Brown-throated Treecreeper (Sikkim Treecreeper)      Certhia discolor

Etymology:

  • Certhia : Greek word kerthios small tree-dwelling insect-eating bird mentioned by Aristotle
  • discolor : Latin word for “ of different colour”

Vernacular Names: Pahari: Sulsuli, Ass: Chua sorai, Cachar: Dao-mojo, Mani: Voh-ti-ti-ling, Lepcha: Saddyer-pho, Naga: Inrui-m-jet

Distribution in India:  Eastern Himalayas to North East India (Eastwards to East Arunachal Pradesh, South of River Brahmaputra in Nagaland and West Manipur) and rare in East Uttarakhand

Description:  Size of 14 cm; Wt. of 8–12·5 g. In fresh plumage (Autumn-Winter), feathers from forehead to mantle are cinnamon-brown with paler buff shafts and dark brown fringes forming neat pattern of pale buff spots on crown and upper mantle, more scaled appearance on lower mantle and scapulars. The lores are dark brown; supercilium is flecked pale buff with odd whitish feathers, broader and whiter behind eye. Cheek and ear-coverts are dark brown, ear-coverts are tipped buff; lower back, rump and uppertail-coverts are orange-rufous. The lesser upperwing-coverts are as mantle, median coverts are blackish-brown, tipped cinnamon-buff, greater coverts are dark brown, inners with buff tip, shaft streak and fringe on outer web, tipped buff. The alula and primary coverts are dark brown, alula is tipped pale buff, largest feather also fringed pale buff; tertials are dull buff, inner webs are washed brown. The outer webs are with dark brown subterminal band adjacent to shaft on distal half, separated from dark brown basal half by buff band. The secondaries are dark brown, tipped pale buff, with pale band across base buffy white on outer web and white on concealed inner web. The primaries are dark brown. The tail is dull cinnamon, shafts are pale rufous; throat and breast are light drab-buff, becoming paler on rear flanks, belly and vent. The undertail-coverts are warm buff, axillaries and underwing-coverts are white. In worn plumage (spring-summer) underparts on average slightly duller, dingier and less buffy, belly slightly darker and duller, pale streaks on crown and nape narrower and better defined; iris is reddish-brown to dark brown; upper mandible is dark brown, black on culmen, lower mandible is pale horn to whitish with darker tip; legs are pale flesh-brown to dark brown. Both the sexes are similar. The juvenile is as adult but shorter-billed, with fine dark scallops on throat and breast, which are tinged cinnamon-buff.

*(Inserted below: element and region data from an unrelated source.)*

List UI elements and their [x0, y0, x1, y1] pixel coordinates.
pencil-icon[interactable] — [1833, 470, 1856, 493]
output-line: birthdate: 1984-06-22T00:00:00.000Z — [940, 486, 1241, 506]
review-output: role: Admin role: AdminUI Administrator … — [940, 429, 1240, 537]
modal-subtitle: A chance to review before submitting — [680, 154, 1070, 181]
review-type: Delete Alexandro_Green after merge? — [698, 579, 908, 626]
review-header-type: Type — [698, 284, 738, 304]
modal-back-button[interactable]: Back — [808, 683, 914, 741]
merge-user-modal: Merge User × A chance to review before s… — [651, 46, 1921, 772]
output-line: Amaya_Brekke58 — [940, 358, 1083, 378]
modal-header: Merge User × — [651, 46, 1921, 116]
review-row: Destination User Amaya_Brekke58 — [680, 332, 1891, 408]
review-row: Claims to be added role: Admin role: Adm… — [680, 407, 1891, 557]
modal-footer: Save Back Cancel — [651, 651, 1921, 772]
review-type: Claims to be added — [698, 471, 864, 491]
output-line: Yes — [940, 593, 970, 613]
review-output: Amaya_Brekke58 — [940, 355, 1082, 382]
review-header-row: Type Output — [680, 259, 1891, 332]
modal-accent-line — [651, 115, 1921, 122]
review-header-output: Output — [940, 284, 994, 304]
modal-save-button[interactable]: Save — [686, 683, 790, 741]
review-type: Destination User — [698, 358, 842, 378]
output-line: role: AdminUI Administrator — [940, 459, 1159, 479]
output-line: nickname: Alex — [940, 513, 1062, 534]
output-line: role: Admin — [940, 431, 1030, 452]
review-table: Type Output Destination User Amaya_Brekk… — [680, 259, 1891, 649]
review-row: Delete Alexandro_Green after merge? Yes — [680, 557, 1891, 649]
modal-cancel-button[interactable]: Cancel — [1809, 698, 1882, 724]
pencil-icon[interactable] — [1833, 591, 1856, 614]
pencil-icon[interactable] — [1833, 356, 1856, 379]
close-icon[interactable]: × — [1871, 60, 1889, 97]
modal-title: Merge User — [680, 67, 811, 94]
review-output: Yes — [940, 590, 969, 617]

Habitat: It is found in broadleaf forest, both deciduous and evergreen, mossy oak forest. In summers found at 1600–2750 m. In winter regularly comes down to 1000 m. It occupies lowest altitudinal belt of the four species of Treecreeper found in Himalayas and associated ranges, normally overlapping in breeding season only with C. nipalensis; in non-breeding season, this separation obscured by altitudinal movements.

 Food Habits: It eats insects and spiders. The foraging behaviour typical of the genus, creeping jerkily on moss-laden and lichen-covered trunks and boughs of trees and picking prey items from crevices and cracks. It is found singly and in pair and in Mixed flocks in non-breeding season.

Breeding habits:  They breed Mar–May in Himalayas.